Of course the fixes for this are easy without a compiler change. But
personally I'd rather have the compiler bicker the first time I use an
identifier that I could later regret using.
For imports the easiest fix is to always give them a name explicitly,
preferably a capitalized name. There's already an example in the
language spec: import M "math" instead of just import "math". Since
those identifiers can be capitalized without being "exported" you can
avoid most problems that way (unless you also use import . "something"
and you have a clash there, but dotted import is insane anyway).

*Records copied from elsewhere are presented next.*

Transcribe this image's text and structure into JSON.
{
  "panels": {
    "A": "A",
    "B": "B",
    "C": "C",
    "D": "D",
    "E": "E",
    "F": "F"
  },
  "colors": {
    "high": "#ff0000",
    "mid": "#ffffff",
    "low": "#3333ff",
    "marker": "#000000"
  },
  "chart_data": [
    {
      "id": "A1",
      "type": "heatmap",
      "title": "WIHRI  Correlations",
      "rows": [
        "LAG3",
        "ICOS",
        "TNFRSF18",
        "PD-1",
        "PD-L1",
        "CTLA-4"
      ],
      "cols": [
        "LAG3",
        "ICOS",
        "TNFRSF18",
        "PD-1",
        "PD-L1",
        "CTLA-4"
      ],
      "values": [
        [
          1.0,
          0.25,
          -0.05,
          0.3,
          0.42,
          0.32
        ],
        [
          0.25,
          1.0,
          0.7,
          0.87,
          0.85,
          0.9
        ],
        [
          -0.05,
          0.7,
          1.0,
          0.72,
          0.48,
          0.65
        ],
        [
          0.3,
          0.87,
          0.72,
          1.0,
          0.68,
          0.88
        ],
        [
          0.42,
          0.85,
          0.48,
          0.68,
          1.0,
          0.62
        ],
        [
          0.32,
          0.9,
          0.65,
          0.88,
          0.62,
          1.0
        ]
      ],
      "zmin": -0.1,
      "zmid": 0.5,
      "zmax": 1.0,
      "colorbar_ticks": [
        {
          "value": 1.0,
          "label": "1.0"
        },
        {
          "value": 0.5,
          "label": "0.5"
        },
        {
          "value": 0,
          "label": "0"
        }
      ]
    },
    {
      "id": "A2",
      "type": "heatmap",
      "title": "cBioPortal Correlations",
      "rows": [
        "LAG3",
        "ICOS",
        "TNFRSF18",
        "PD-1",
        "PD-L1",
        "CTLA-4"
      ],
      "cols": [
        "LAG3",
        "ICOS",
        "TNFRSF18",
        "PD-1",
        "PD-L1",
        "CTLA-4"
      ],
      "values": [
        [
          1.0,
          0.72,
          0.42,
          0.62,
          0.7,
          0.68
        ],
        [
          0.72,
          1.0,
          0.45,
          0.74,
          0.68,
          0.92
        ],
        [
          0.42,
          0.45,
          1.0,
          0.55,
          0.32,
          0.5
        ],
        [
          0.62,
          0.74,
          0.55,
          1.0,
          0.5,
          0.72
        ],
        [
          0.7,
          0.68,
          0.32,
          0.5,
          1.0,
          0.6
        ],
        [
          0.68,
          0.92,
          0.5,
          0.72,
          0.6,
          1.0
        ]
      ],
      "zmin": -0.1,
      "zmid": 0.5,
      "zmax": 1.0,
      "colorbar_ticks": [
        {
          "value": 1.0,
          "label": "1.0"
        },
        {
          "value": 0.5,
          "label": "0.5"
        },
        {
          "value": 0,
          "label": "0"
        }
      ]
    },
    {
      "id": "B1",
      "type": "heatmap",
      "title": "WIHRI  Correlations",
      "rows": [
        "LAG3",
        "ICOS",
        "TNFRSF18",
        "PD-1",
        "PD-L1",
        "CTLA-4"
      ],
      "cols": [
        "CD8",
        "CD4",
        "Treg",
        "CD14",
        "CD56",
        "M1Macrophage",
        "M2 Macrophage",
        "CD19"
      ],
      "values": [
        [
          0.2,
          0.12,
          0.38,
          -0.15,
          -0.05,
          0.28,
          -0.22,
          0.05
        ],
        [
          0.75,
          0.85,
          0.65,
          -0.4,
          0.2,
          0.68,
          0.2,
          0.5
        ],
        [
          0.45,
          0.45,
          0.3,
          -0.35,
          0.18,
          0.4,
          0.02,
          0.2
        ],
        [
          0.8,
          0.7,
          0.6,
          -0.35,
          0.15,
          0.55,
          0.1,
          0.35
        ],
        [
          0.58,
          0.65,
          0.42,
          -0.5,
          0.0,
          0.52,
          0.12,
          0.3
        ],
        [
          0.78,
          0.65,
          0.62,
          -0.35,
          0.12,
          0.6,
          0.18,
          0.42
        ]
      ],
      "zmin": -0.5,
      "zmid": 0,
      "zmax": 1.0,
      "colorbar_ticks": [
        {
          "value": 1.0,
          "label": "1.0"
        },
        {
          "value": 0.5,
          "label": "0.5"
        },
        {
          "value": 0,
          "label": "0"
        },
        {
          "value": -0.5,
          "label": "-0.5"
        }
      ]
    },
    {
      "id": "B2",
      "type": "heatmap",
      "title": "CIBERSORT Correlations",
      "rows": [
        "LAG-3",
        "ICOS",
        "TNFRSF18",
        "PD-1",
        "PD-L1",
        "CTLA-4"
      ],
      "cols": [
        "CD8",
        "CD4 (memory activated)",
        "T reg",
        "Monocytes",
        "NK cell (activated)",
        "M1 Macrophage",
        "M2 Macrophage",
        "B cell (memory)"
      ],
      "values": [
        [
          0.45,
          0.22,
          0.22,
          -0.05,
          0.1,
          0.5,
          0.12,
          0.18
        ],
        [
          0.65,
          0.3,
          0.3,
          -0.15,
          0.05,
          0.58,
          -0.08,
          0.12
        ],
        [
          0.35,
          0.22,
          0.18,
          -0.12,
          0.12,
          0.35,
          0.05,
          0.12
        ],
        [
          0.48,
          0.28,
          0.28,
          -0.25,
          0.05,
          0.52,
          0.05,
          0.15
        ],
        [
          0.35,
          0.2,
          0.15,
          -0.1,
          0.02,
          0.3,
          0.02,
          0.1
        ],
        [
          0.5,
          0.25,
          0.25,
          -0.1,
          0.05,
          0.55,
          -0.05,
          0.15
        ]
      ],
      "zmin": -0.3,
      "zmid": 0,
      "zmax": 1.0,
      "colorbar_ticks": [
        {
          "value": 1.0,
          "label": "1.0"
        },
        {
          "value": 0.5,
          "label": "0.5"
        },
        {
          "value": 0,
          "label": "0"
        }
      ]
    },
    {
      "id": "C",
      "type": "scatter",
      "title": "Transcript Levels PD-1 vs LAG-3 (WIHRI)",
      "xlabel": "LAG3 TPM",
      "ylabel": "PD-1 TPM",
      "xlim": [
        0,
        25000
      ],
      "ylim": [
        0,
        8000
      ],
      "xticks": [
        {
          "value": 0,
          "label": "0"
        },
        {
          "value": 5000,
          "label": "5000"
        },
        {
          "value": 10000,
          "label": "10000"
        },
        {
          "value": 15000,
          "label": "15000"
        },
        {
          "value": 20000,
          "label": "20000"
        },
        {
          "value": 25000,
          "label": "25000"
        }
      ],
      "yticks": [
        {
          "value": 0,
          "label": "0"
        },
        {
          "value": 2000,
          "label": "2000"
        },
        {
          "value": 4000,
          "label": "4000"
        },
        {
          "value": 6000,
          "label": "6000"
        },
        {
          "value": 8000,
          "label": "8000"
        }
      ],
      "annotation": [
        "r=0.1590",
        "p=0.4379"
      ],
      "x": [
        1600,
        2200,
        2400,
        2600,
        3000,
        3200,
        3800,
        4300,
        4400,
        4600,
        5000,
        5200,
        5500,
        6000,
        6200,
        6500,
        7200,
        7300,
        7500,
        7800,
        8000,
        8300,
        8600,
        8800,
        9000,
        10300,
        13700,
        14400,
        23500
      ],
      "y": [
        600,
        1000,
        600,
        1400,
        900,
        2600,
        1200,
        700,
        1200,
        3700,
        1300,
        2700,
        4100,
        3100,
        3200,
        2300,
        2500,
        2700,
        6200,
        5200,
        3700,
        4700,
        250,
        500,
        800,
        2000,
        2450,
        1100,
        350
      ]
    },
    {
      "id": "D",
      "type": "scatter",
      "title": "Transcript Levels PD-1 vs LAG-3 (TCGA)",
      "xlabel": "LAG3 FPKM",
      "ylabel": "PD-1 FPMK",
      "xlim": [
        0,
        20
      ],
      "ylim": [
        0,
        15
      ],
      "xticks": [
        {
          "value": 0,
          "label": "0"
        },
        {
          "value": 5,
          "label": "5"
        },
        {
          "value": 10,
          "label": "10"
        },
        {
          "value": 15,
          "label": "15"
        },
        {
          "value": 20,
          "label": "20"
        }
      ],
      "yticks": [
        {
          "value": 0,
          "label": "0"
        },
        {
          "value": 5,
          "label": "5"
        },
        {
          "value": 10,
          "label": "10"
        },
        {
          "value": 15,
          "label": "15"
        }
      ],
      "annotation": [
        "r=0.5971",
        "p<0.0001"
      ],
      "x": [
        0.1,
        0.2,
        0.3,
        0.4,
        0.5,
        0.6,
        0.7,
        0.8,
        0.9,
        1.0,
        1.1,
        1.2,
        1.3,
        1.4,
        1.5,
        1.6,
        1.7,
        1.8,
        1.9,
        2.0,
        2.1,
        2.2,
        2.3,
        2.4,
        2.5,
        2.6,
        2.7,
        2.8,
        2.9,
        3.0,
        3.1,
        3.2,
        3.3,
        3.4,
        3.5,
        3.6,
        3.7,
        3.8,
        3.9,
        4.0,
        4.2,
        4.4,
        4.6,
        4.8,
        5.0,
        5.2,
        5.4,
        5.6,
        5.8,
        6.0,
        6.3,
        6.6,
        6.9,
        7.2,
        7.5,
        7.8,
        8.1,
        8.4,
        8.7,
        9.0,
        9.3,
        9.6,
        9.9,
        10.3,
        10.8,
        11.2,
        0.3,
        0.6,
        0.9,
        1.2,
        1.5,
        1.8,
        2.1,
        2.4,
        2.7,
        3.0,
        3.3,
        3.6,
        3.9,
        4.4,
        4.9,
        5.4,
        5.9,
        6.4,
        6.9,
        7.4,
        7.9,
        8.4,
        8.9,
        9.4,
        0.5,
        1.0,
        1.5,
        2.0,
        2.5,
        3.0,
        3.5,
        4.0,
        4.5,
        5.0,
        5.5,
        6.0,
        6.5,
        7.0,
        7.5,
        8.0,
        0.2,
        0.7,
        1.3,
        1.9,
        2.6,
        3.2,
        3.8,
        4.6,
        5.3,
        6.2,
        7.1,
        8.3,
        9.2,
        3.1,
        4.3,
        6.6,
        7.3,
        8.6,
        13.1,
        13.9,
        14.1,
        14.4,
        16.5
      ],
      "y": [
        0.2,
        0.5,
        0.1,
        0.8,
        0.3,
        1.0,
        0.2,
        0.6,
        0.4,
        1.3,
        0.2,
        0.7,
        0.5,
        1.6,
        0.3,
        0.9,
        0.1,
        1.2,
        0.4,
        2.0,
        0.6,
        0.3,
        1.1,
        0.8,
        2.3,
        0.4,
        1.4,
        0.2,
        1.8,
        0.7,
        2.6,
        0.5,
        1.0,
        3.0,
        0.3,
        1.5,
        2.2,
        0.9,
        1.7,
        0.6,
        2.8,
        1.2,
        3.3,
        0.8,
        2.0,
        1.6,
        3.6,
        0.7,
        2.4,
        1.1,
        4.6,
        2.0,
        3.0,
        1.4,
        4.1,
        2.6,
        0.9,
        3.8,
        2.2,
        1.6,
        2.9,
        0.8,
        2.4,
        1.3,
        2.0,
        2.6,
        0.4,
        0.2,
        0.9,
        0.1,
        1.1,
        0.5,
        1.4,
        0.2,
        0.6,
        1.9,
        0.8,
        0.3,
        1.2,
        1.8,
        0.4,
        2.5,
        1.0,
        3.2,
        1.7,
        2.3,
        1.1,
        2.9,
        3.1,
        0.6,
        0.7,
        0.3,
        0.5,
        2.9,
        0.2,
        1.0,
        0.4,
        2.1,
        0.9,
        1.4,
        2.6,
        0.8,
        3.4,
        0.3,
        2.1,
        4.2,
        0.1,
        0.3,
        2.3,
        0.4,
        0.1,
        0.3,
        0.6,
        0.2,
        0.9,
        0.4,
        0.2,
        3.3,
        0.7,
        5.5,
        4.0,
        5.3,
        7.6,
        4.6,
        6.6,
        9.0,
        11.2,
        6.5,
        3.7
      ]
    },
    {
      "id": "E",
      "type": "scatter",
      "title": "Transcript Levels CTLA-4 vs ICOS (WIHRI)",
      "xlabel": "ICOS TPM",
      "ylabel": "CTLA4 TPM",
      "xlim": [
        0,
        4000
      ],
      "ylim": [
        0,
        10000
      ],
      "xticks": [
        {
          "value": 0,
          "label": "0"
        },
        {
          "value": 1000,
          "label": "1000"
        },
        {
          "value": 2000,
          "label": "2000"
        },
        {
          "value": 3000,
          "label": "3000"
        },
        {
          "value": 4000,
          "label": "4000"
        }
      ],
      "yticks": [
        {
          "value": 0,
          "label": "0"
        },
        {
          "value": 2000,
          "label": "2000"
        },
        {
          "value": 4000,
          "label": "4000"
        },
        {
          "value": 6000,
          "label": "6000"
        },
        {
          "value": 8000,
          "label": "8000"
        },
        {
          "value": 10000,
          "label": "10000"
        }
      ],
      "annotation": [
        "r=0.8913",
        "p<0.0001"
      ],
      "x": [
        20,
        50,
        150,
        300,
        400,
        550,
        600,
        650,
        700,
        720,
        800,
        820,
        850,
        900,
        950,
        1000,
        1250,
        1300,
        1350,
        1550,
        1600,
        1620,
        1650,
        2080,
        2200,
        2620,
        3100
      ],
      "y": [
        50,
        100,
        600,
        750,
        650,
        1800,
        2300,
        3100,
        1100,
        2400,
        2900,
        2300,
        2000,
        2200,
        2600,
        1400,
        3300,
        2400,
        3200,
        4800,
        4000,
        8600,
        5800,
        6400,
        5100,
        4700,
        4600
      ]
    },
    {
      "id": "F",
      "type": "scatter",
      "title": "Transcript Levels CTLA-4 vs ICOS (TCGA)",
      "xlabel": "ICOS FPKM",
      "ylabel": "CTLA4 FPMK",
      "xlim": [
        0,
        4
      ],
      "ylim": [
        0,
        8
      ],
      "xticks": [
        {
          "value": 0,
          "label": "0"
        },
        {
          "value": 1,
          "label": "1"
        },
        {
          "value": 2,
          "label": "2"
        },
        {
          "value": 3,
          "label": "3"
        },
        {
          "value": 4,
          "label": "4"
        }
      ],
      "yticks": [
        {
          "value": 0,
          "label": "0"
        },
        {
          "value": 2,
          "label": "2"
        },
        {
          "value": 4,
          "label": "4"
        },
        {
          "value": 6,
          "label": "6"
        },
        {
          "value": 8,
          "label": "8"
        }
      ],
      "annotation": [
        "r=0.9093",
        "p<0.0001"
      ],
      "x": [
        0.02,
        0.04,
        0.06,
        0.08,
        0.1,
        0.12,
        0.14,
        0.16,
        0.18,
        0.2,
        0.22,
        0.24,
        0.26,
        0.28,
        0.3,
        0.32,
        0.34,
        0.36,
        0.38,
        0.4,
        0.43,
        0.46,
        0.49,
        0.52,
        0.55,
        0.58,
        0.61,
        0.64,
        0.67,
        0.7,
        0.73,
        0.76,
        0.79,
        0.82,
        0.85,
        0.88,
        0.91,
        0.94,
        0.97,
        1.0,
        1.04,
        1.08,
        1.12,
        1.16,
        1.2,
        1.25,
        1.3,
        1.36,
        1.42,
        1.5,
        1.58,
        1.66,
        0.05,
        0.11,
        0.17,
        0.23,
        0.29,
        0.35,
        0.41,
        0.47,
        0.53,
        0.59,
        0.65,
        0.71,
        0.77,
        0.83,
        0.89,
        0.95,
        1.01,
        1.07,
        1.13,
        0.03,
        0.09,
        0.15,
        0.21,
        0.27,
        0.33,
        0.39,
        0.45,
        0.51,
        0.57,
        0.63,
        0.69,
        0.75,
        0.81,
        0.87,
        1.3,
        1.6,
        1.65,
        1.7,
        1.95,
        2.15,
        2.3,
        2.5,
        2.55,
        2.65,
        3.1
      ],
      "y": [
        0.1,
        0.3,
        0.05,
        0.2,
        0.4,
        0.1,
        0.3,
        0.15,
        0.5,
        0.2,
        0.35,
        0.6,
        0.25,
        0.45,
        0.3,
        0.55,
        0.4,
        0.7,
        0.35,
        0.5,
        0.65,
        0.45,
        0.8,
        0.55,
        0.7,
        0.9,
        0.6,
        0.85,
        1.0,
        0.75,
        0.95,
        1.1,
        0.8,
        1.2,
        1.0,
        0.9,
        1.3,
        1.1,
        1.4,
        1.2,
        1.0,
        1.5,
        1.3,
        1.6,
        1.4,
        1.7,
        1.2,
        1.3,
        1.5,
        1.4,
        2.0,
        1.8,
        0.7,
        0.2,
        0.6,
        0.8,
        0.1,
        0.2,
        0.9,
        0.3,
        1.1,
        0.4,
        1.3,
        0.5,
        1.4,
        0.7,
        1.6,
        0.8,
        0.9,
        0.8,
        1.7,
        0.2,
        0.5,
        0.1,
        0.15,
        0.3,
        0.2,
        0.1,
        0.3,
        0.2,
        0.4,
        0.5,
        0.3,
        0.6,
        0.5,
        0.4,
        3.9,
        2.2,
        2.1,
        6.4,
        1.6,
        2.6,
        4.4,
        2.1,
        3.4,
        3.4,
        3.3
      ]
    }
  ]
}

Also
it seems works well with my Oberon background since capitalized module
names was sort of the default there.
If nothing else happens, I'd like to at least suggest a paragraph
about this for "Effective Go" (yes I volunteer for writing it).
Cheers,
Peter
--
Peter H. Froehlich <http://www.cs.jhu.edu/~phf/>
Senior Lecturer | Director, Johns Hopkins Gaming Lab
[1] http://github.com/hoisie/web.go
[2] http://github.com/phf/web.go
http://github.com/phf/web.go/tree/module-names
I made a branch of web.go to show everybody what it would look like
with capitalized module aliases.
http://github.com/phf/web.go/tree/module-names
This is a familiar argument, there were disagreements about this for
Oberon as well years ago. If I recall correctly the conclusion was
that since the names are local to a module (as you say), they are easy
to find and resolve. But yes, that is a drawback. minor in my opinion.
Capitalized names are convenient for this since they can't really be
anything else in Go (once again unless you use the dreaded dotted
import). I am not a caps addict either, it's just pragmatic.
I can't tell exactly what you are proposing with respect
to package naming convention. It sounds like you want
to disallow unnamed imports, so that one must always
write
import (
Fmt "fmt"
Math "math"
Os "os"
Sort "sort"
)
One of the explicit goals in many of Go's syntactic
decisions is to reduce the amount of typing by
avoiding needless repetition of information.
This certainly counts.
As far as upper vs lower case, that convention is
already established and seems to be working well
(among other things it avoids deciding whether
the capitalization of "os" is OS or Os).
The fact that it's different from Oberon doesn't bother us.
You claimed that name clashes are a common problem,
but in the Go tree the only one package ever gets renamed:
"path", 5 times out of 12. The solution there is easy:
import pathutil "path"
If it ends up being a persistent problem a simpler
solution would be to rename the path package itself.
Russ
I never asked for a language change, just a compiler warning. I simply
provided a different motivation for Issue 377.
> The fact that it's different from Oberon doesn't bother us.
I am sure it doesn't. :-D
I believe the current convention is that the compiler doesn't warn, only errors.
--dho
I had a feeling that's the case, but I wasn't sure where that feeling
came from anymore. Maybe it's on the Go site somewhere. In any case,
it's not like we lack the tools to write golint. Anyone volunteering?
Not sure. The closest thing to that is gofmt, and if we're supposed to
allow shadowing, it doesn't make that much sense to have gofmt remove
it. Not a straightforward problem to solve.